Adaptation to Pi deprivation of cell Na-dependent Pi uptake: a widespread process

Abstract

Phosphate enters kidney proximal tubular cells through an apical sodium-phosphate cotransport; this activity (Vmax) increases during phosphate deprivation (Kidney Int. 18: 36-47, 1980). This study investigated the mechanism of phosphate uptake and its adaptation to phosphate deprivation in cultured cells from different origins (kidney, LLC-PK1 and MDCK cells; liver, Fao cells; heart, myocyte primary cultures). All cells exhibited a sodium-dependent phosphate uptake that was reduced (greater than 75%) by external sodium substitution and inhibited by ouabain (35%) and 2,4-dinitrophenol or KCN (80%). Phosphate deprivation (exposure to phosphate-free medium) increased sodium-dependent phosphate uptake by 1.8- to 5.8-fold and decreased cell inorganic phosphate and ATP contents (70-80 and 17-30%, respectively). The stimulation of phosphate uptake resulted from an increase in Vmax without change in Km and was dependent on gene transcription and protein synthesis because it was inhibited by cycloheximide and 3-deoxyadenosine.

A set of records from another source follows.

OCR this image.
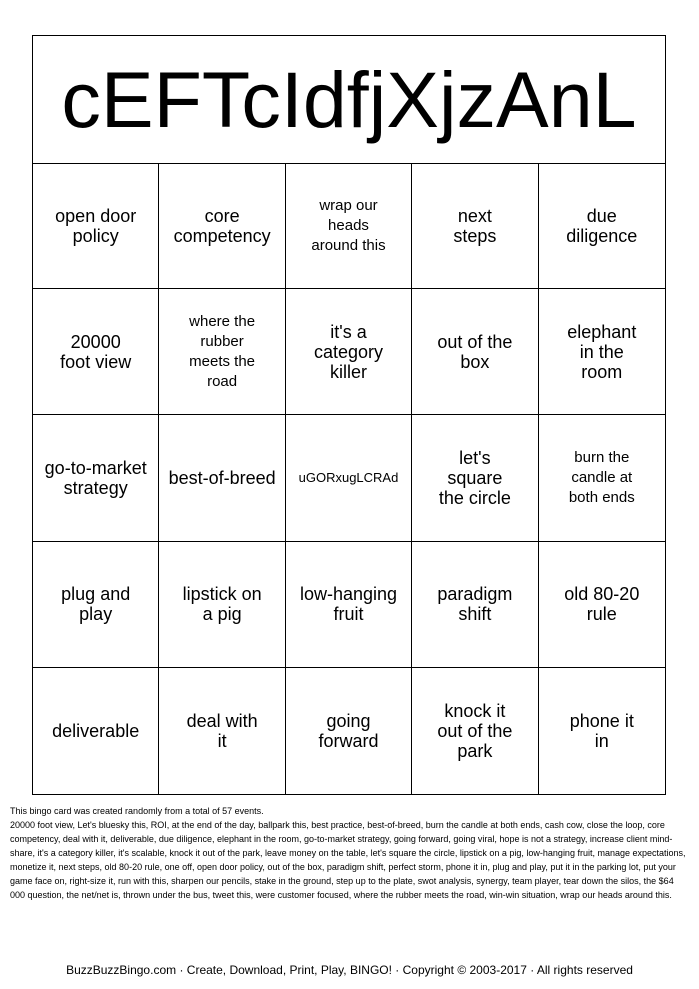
cEFTcIdfjXjzAnL
open door policy
core competency
wrap our heads around this
next steps
due diligence
20000 foot view
where the rubber meets the road
it's a category killer
out of the box
elephant in the room
go-to-market strategy	best-of-breed	uGORxugLCRAd
let's square the circle
burn the candle at both ends
plug and play
lipstick on a pig
low-hanging fruit
paradigm shift
old 80-20 rule
deliverable	deal with it
going forward
knock it out of the park
phone it in

This bingo card was created randomly from a total of 57 events.

20000 foot view, Let's bluesky this, ROI, at the end of the day, ballpark this, best practice, best-of-breed, burn the candle at both ends, cash cow, close the loop, core competency, deal with it, deliverable, due diligence, elephant in the room, go-to-market strategy, going forward, going viral, hope is not a strategy, increase client mind-share, it's a category killer, it's scalable, knock it out of the park, leave money on the table, let's square the circle, lipstick on a pig, low-hanging fruit, manage expectations, monetize it, next steps, old 80-20 rule, one off, open door policy, out of the box, paradigm shift, perfect storm, phone it in, plug and play, put it in the parking lot, put your game face on, right-size it, run with this, sharpen our pencils, stake in the ground, step up to the plate, swot analysis, synergy, team player, tear down the silos, the $64 000 question, the net/net is, thrown under the bus, tweet this, were customer focused, where the rubber meets the road, win-win situation, wrap our heads around this.

BuzzBuzzBingo.com · Create, Download, Print, Play, BINGO! · Copyright © 2003-2017 · All rights reserved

Thus a deprivation-stimulated, sodium-dependent phosphate transport was demonstrated in cells originating from distal kidney tubules, liver, and heart. The findings suggest that in hypophosphatemic diseases, impairment of renal proximal phosphate reabsorption might be only one expression of a widespread alteration of cell phosphate regulation.